Dynasties aren't built to last. Kerr, a six-time NBA champion as a player and coach, knows that. He knows how fleeting championship runs can be. The Warriors have gone from dreaded bully thirsting for June champagne to a champion laying on the canvas as a 12-month recharge washes over them.

“No,” Kerr laughed when NBC Sports Chicago's K.C. Johnson asked if he thought anyone savored last season's run when he told them to. “It’s human nature to think we’re going to win it again and we’re going to keep going forever. Life changes quickly.

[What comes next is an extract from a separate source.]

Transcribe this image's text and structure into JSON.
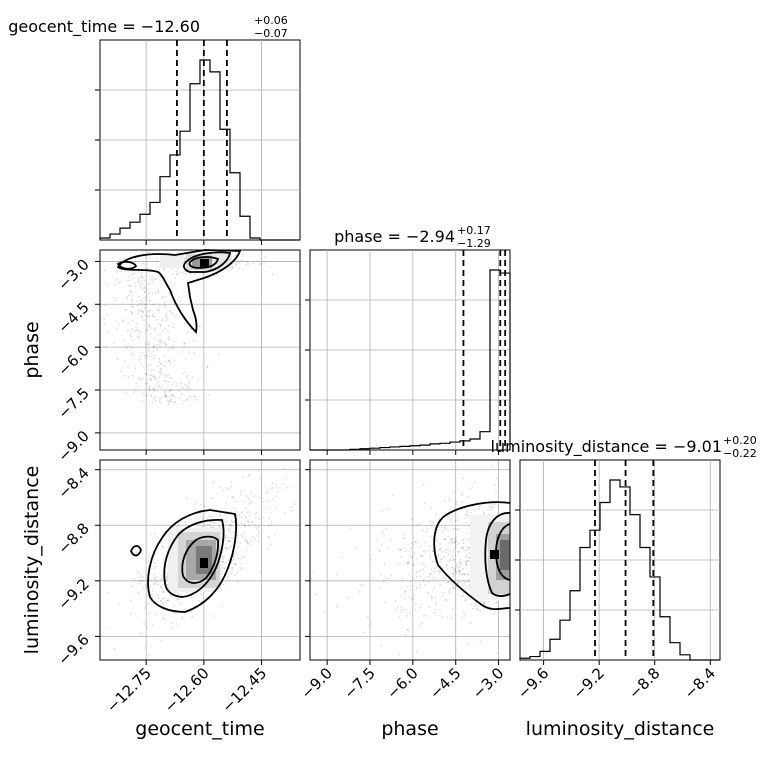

“I talked not only to the media and our fans but to our team. Last year there were several times when I said, ‘This is going to be our best chance to win a championship.’ We’ve got an incredible opportunity that may never come up again. That’s something that’s important for everybody to realize---fans, management, players. It is lightning in a bottle. You can do everything perfectly and you still may not get to where you think you might be.”

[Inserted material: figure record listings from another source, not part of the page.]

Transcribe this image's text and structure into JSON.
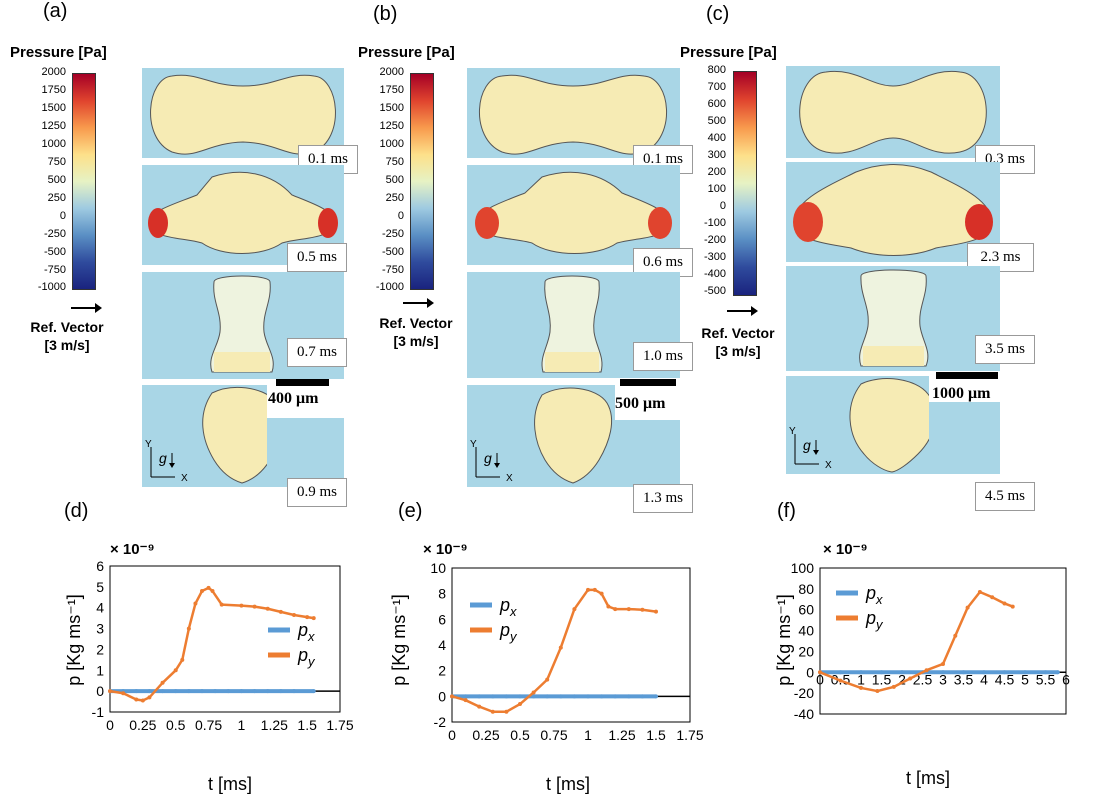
{
  "panels": [
    {
      "label": "(a)",
      "colorbar_title": "Pressure [Pa]",
      "ticks": [
        "2000",
        "1750",
        "1500",
        "1250",
        "1000",
        "750",
        "500",
        "250",
        "0",
        "-250",
        "-500",
        "-750",
        "-1000"
      ],
      "ref_vector": "Ref. Vector",
      "ref_speed": "[3 m/s]",
      "times": [
        "0.1 ms",
        "0.5 ms",
        "0.7 ms",
        "0.9 ms"
      ],
      "scale": "400 μm"
    },
    {
      "label": "(b)",
      "colorbar_title": "Pressure [Pa]",
      "ticks": [
        "2000",
        "1750",
        "1500",
        "1250",
        "1000",
        "750",
        "500",
        "250",
        "0",
        "-250",
        "-500",
        "-750",
        "-1000"
      ],
      "ref_vector": "Ref. Vector",
      "ref_speed": "[3 m/s]",
      "times": [
        "0.1 ms",
        "0.6 ms",
        "1.0 ms",
        "1.3 ms"
      ],
      "scale": "500 μm"
    },
    {
      "label": "(c)",
      "colorbar_title": "Pressure [Pa]",
      "ticks": [
        "800",
        "700",
        "600",
        "500",
        "400",
        "300",
        "200",
        "100",
        "0",
        "-100",
        "-200",
        "-300",
        "-400",
        "-500"
      ],
      "ref_vector": "Ref. Vector",
      "ref_speed": "[3 m/s]",
      "times": [
        "0.3 ms",
        "2.3 ms",
        "3.5 ms",
        "4.5 ms"
      ],
      "scale": "1000 μm"
    }
  ],
  "axes_icon": {
    "y": "Y",
    "x": "X",
    "g": "g"
  },
  "colors": {
    "px": "#5b9bd5",
    "py": "#ed7d31",
    "fluid": "#a9d6e6"
  },
  "chart_data": [
    {
      "label": "(d)",
      "type": "line",
      "multiplier": "× 10⁻⁹",
      "ylabel": "p [Kg ms⁻¹]",
      "xlabel": "t [ms]",
      "xlim": [
        0,
        1.75
      ],
      "ylim": [
        -1,
        6
      ],
      "xticks": [
        "0",
        "0.25",
        "0.5",
        "0.75",
        "1",
        "1.25",
        "1.5",
        "1.75"
      ],
      "xtickvals": [
        0,
        0.25,
        0.5,
        0.75,
        1,
        1.25,
        1.5,
        1.75
      ],
      "yticks": [
        "-1",
        "0",
        "1",
        "2",
        "3",
        "4",
        "5",
        "6"
      ],
      "ytickvals": [
        -1,
        0,
        1,
        2,
        3,
        4,
        5,
        6
      ],
      "legend": [
        "p_x",
        "p_y"
      ],
      "series": [
        {
          "name": "p_x",
          "x": [
            0,
            0.1,
            0.2,
            0.3,
            0.4,
            0.5,
            0.6,
            0.7,
            0.8,
            0.9,
            1.0,
            1.1,
            1.2,
            1.3,
            1.4,
            1.55
          ],
          "y": [
            0,
            0,
            0,
            0,
            0,
            0,
            0,
            0,
            0,
            0,
            0,
            0,
            0,
            0,
            0,
            0
          ]
        },
        {
          "name": "p_y",
          "x": [
            0,
            0.1,
            0.2,
            0.25,
            0.3,
            0.4,
            0.5,
            0.55,
            0.6,
            0.65,
            0.7,
            0.75,
            0.78,
            0.85,
            1.0,
            1.1,
            1.2,
            1.3,
            1.4,
            1.5,
            1.55
          ],
          "y": [
            0,
            -0.1,
            -0.4,
            -0.45,
            -0.3,
            0.4,
            1.0,
            1.5,
            3.0,
            4.2,
            4.8,
            4.95,
            4.8,
            4.15,
            4.1,
            4.05,
            3.95,
            3.8,
            3.65,
            3.55,
            3.5
          ]
        }
      ]
    },
    {
      "label": "(e)",
      "type": "line",
      "multiplier": "× 10⁻⁹",
      "ylabel": "p [Kg ms⁻¹]",
      "xlabel": "t [ms]",
      "xlim": [
        0,
        1.75
      ],
      "ylim": [
        -2,
        10
      ],
      "xticks": [
        "0",
        "0.25",
        "0.5",
        "0.75",
        "1",
        "1.25",
        "1.5",
        "1.75"
      ],
      "xtickvals": [
        0,
        0.25,
        0.5,
        0.75,
        1,
        1.25,
        1.5,
        1.75
      ],
      "yticks": [
        "-2",
        "0",
        "2",
        "4",
        "6",
        "8",
        "10"
      ],
      "ytickvals": [
        -2,
        0,
        2,
        4,
        6,
        8,
        10
      ],
      "legend": [
        "p_x",
        "p_y"
      ],
      "series": [
        {
          "name": "p_x",
          "x": [
            0,
            0.1,
            0.2,
            0.3,
            0.4,
            0.5,
            0.6,
            0.7,
            0.8,
            0.9,
            1.0,
            1.1,
            1.2,
            1.3,
            1.4,
            1.5
          ],
          "y": [
            0,
            0,
            0,
            0,
            0,
            0,
            0,
            0,
            0,
            0,
            0,
            0,
            0,
            0,
            0,
            0
          ]
        },
        {
          "name": "p_y",
          "x": [
            0,
            0.1,
            0.2,
            0.3,
            0.4,
            0.5,
            0.6,
            0.7,
            0.8,
            0.9,
            1.0,
            1.05,
            1.1,
            1.15,
            1.2,
            1.3,
            1.4,
            1.5
          ],
          "y": [
            0,
            -0.3,
            -0.8,
            -1.2,
            -1.2,
            -0.6,
            0.3,
            1.3,
            3.8,
            6.8,
            8.3,
            8.3,
            8.0,
            7.0,
            6.8,
            6.8,
            6.75,
            6.6
          ]
        }
      ]
    },
    {
      "label": "(f)",
      "type": "line",
      "multiplier": "× 10⁻⁹",
      "ylabel": "p [Kg ms⁻¹]",
      "xlabel": "t [ms]",
      "xlim": [
        0,
        6
      ],
      "ylim": [
        -40,
        100
      ],
      "xticks": [
        "0",
        "0.5",
        "1",
        "1.5",
        "2",
        "2.5",
        "3",
        "3.5",
        "4",
        "4.5",
        "5",
        "5.5",
        "6"
      ],
      "xtickvals": [
        0,
        0.5,
        1,
        1.5,
        2,
        2.5,
        3,
        3.5,
        4,
        4.5,
        5,
        5.5,
        6
      ],
      "yticks": [
        "-40",
        "-20",
        "0",
        "20",
        "40",
        "60",
        "80",
        "100"
      ],
      "ytickvals": [
        -40,
        -20,
        0,
        20,
        40,
        60,
        80,
        100
      ],
      "legend": [
        "p_x",
        "p_y"
      ],
      "series": [
        {
          "name": "p_x",
          "x": [
            0,
            0.5,
            1,
            1.5,
            2,
            2.5,
            3,
            3.5,
            4,
            4.5,
            5,
            5.5,
            5.8
          ],
          "y": [
            0,
            0,
            0,
            0,
            0,
            0,
            0,
            0,
            0,
            0,
            0,
            0,
            0
          ]
        },
        {
          "name": "p_y",
          "x": [
            0,
            0.5,
            1.0,
            1.4,
            1.8,
            2.2,
            2.6,
            3.0,
            3.3,
            3.6,
            3.9,
            4.2,
            4.5,
            4.7
          ],
          "y": [
            0,
            -8,
            -15,
            -18,
            -14,
            -6,
            2,
            8,
            35,
            62,
            77,
            72,
            66,
            63
          ]
        }
      ]
    }
  ]
}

The Warriors will be back. That's the plan at least. This season serves as a reboot point. A mere pitstop in a dynasty that has been paused not concluded.

But plans, even those best laid, rarely go as drawn up. Kerr knows that. That's why he implored everyone from Curry to those sitting in the nosebleeds at Oracle Arena to enjoy one of the most impressive runs in NBA history.

You never know when things will come back, and things surely never will be the way they were when Curry and Warriors were pulverizing teams into oblivion en route to five-straight NBA Finals appearances.

That ride, as Kerr predicted, came to an end.

A new one has begun.

[RELATED: Warriors' plan might draw speculation after two inexplicable losses]

The Warriors sit at 4-19. Rookies Eric Paschall and Ky Bowman have played well, as has veteran swingman Glenn Robinson III. But it's unlikely to amount to many wins this season. It's instead about teaching, about growth for next season when a fully loaded Warriors team will enact its vengeance on an NBA that is taking pleasure in pummeling the wounded champions. 

That will be a sweet moment for Kerr and the Warriors, should it come.

Pleasure, in sports and in life is, fleeting. Titles come. Confetti falls. Elation hits. Then, it's on to next year, and one day, before you've blinked, things are different. The run is over and a new course has been charted.

That course is expected to get the Warriors back to the top soon. If it does, expect everyone to heed Kerr's advice and enjoy the ride.